The doughy sweets we gorged and the German beer we drank.

Those candle stalls and hand-knit shops, I believe are still there

But a visit, I cannot bear.

Ice skating at Somerset house with friends

Merry shopping here and there, for odds and ends.

Cocktails at ‘All bar One’ after work at Waterloo

What I would give to have another one, with you.

Beating the hell out of every one at Ping-pong.

Not many of your moves, slow or wrong.

The years trundle in and roll out like a stream,

I watch and wonder how they could be both,

A nightmare and a dream.  

Standing back, I watch and see.

Trying not to judge. Just be.

There are but three things to know,

To love, to learn and to let go.

To love, to learn and to let go.

At 15.

Cricket in the summers and badminton in the winters. That’s what Saagar chose to play during his school years. He was good at both and wanted to be better.

I often went along to watch him play, even though I didn’t appreciate all the technicalities of either game. One evening we gathered in the Sports club to watch him play. I noticed that every time he missed a shot he hit his right leg hard with the badminton racket gripped in his right hand. That must hurt. I didn’t understand. It distressed me. I spoke with him later. “It’s only a game, darling.”, I said. He kept quiet, neither defending his action, nor arguing with me, pointedly focussing on the piece of ground hit by his obliquely downcast eyes.  In him I saw a boy in pursuit of perfection.
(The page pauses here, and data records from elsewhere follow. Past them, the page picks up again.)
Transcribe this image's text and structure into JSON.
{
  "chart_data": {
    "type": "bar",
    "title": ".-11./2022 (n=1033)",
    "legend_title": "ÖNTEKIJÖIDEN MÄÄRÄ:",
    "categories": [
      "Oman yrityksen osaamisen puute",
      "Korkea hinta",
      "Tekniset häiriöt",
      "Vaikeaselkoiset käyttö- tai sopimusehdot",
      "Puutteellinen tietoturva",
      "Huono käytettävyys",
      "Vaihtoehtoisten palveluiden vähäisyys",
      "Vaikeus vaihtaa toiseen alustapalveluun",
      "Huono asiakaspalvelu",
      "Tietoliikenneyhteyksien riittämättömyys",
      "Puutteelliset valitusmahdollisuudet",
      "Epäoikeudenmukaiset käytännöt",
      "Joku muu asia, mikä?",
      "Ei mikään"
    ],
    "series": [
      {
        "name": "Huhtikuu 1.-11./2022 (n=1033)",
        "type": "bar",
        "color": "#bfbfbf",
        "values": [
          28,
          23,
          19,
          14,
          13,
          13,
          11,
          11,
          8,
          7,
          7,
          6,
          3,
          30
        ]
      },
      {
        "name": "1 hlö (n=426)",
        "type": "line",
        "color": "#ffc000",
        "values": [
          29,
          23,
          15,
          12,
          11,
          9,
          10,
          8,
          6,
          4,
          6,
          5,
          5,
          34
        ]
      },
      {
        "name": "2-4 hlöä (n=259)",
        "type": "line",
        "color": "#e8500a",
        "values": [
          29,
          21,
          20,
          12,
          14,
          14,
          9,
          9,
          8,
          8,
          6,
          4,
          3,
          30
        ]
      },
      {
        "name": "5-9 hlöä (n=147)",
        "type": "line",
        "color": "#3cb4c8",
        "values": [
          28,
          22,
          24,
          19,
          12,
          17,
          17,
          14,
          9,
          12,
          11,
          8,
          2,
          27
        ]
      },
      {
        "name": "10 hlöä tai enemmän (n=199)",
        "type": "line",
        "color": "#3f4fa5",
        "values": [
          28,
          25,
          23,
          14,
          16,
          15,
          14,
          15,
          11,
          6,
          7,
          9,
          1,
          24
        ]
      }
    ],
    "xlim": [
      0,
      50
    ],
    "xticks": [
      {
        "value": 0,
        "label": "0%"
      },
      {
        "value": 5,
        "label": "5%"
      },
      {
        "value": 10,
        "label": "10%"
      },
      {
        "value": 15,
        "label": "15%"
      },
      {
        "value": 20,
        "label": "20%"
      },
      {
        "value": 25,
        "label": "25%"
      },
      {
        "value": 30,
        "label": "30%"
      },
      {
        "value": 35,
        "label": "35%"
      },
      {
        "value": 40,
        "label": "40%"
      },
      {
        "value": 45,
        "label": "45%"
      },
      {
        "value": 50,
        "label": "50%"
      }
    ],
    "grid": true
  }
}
Out of the blue he broke up with his lovely girl-friend of 7 months. That too on Valentine’s Day. His first love. Sweet and innocent. On being asked why, he said, ”It’s boring.” Soon after, late one night I gleened tears in his eyes as he hugged me, pretending not to sob. In him I saw a boy, trying to be a man. Oh! The pains of growing!

After a night out with friends, one weekend I noticed a cluster of 3 pea-sized fresh burn marks on his right forearm. Horrified, I asked what happened. He said it was a dare. A few of his friends were being goofy and challenged him to hold the burnt end of a cigarette on his skin and he did. He laughed as if it was a joke. I didn’t know what to make of it. How could this bright kid with an astute sense of right and wrong be talked into this kind of silliness? In him, I saw a boy trying to fit in with his peers.

Was there more to see? Did he tell me everything or just what he thought I could handle?